I am mildly convinced that both of these concerns have merit. I just can't do New York without the Times. For one thing, there is so much theatre, art, film, music, and other similar stuff in the city that I just don't see how I can get by without using the Times, at the very least, as a winnower of what's possible. But of course for me it goes much deeper than this. I do use the Times to decide what play to see, what art exhibit to take in, what movies to consider and which ones to reject out of hand.

Which brings me to the second point. Am I merely a mindless follower of the Times's suggestions and recommendations? Do I not have a mind of my own in deciding what to see and savor? The answer is almost certainly that I am pretty much as slavishly attached to the Times's opinion makers as it appears. What the Times affirms, I affirm. When the Times says I should go and see something, I dutifully obey. 

Now, of course, there are hundreds of events I never witness because of lack of money and time. But I am sure if I could, I would follow through on virtually every one of the Times's recommendations. Is this a good thing? Well, on the one hand, I have come to trust many of the paper's critics and commentators for their good taste and am probably better off accepting their suggestions than just deciding on what to see on my own. On the other hand, can I really let the Times do the work for me of deciding what is worthwhile and what is not? If I were really trying to be a savvy New Yorker who knows the city and enjoys it thoroughly, I should become much more independent. But there are two things, well, maybe three things stopping me. Time, of course, is one. Lack of competence to judge is another. And, well, I guess the third is this sense that I am not supposed to decide for myself, that I should be deferring to the world's leading experts, most of whom, one way or another, end up writing for the paper. 

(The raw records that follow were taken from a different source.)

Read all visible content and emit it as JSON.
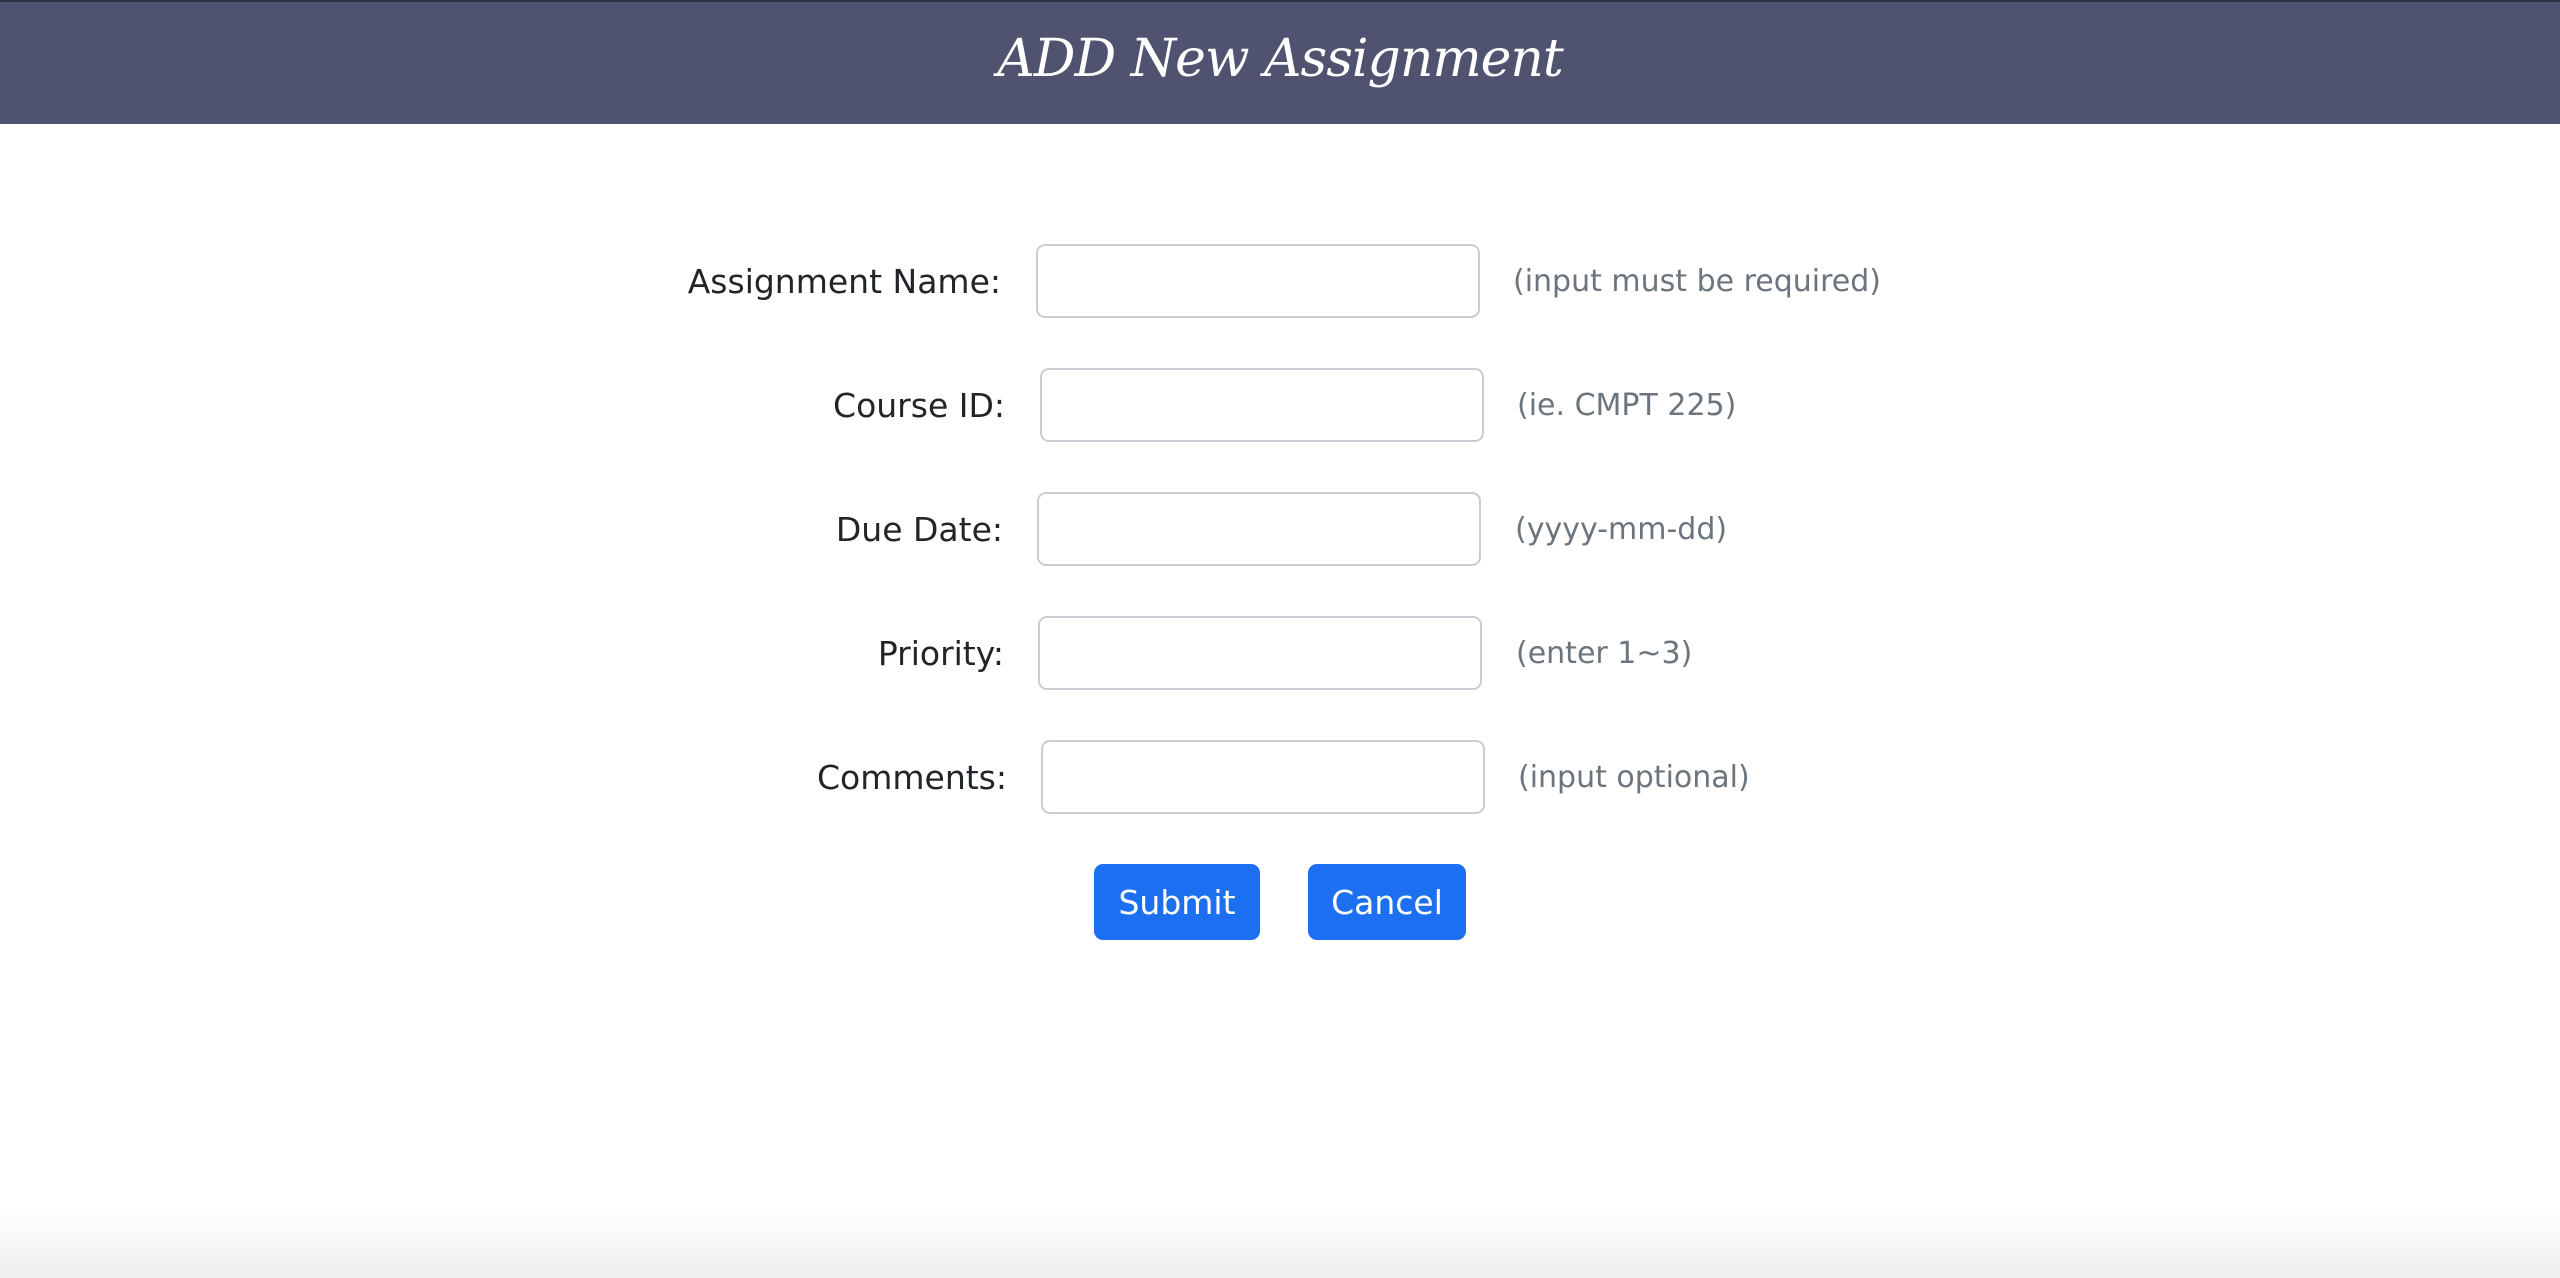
{
  "header": {
    "title": "ADD New Assignment"
  },
  "form": {
    "fields": [
      {
        "label": "Assignment Name:",
        "value": "",
        "hint": "(input must be required)"
      },
      {
        "label": "Course ID:",
        "value": "",
        "hint": "(ie. CMPT 225)"
      },
      {
        "label": "Due Date:",
        "value": "",
        "hint": "(yyyy-mm-dd)"
      },
      {
        "label": "Priority:",
        "value": "",
        "hint": "(enter 1~3)"
      },
      {
        "label": "Comments:",
        "value": "",
        "hint": "(input optional)"
      }
    ],
    "submit_label": "Submit",
    "cancel_label": "Cancel"
  },
  "colors": {
    "header_bg": "#4f536f",
    "button_bg": "#1d6ff2",
    "hint_text": "#6c757d"
  }
}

Lack of time to keep up with what is going on in the city is probably the best reason to rely on the Times. But the other two don't seem terribly convincing, do they. Not because I have expertise to judge well what is worthy and what is not, but because I am the one judging for my own amusement and edification. I should know best, right, what is going to be the best use of my time, what is going to be an event or a show worthy of my consideration that I will enjoy and leave me more or less satisfied and eager for more.

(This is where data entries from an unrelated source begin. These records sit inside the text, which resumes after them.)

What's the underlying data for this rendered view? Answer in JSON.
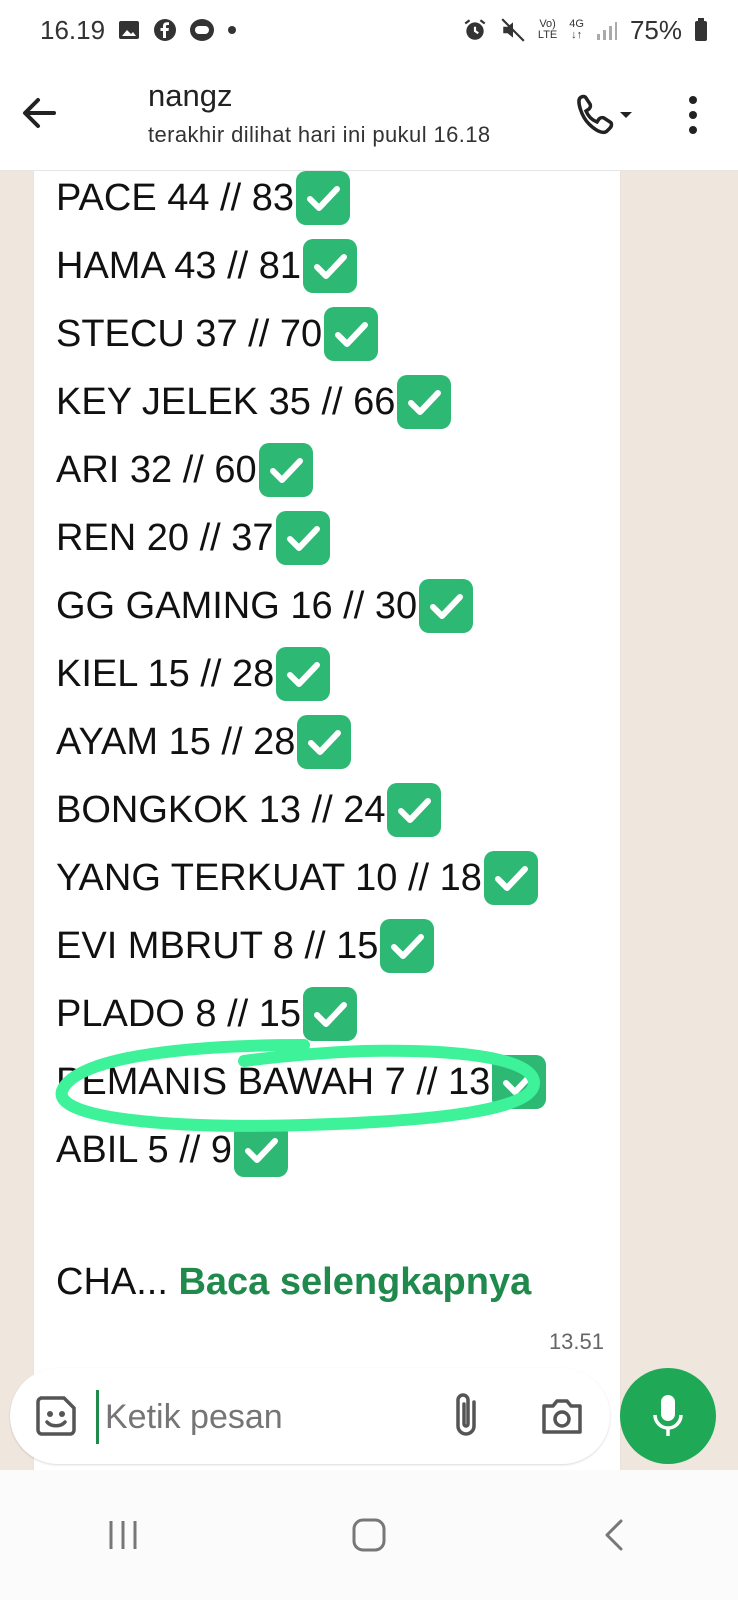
{
  "status_bar": {
    "time": "16.19",
    "volte_top": "Vo)",
    "volte_bottom": "LTE",
    "network": "4G",
    "battery": "75%"
  },
  "header": {
    "contact_name": "nangz",
    "last_seen": "terakhir dilihat hari ini pukul 16.18"
  },
  "message": {
    "lines": [
      "PACE 44 // 83",
      "HAMA 43 // 81",
      "STECU 37 // 70",
      "KEY JELEK 35 // 66",
      "ARI 32 // 60",
      "REN 20 // 37",
      "GG GAMING 16 // 30",
      "KIEL 15 // 28",
      "AYAM 15 // 28",
      "BONGKOK 13 // 24",
      "YANG TERKUAT 10 // 18",
      "EVI MBRUT 8 // 15",
      "PLADO 8 // 15",
      "PEMANIS BAWAH 7 // 13",
      "ABIL 5 // 9"
    ],
    "truncated_prefix": "CHA...",
    "read_more": "Baca selengkapnya",
    "time": "13.51"
  },
  "composer": {
    "placeholder": "Ketik pesan"
  },
  "colors": {
    "accent": "#1fa855",
    "check": "#2db874",
    "highlight": "#3ef29a"
  },
  "icons": [
    "back-arrow-icon",
    "phone-icon",
    "more-vert-icon",
    "sticker-icon",
    "attach-icon",
    "camera-icon",
    "mic-icon"
  ]
}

On the one hand, I can't imagine not reading the Times as an important guide for what is going on in the city. On the other hand, I have relied too heavily on the Times for what is good and worthwhile. As I move on, I need to work at paying attention to what is going on in the City without constant reference to the daily newspaper. The web, of course, helps a lot with this, and I do learn about events all the time that go unreported in the paper, including things at the Library, the New York Historical Society, and at the 92nd Street Y. But I want to do better to stretch my wings, to stay abreast of stuff that is inexpensive or even free but also really interesting. This may require me to engage in more purposeful flaneuring, dropping in on different places, picking up tips about what is coming next, even engaging people in conversation about what's potentially hot. But, hey, as a dedicated New Yorker who wants to make the most of the city, this is the sort of challenge I should meet with a wry, inscrutable smile and a hearty, uninhibited laugh.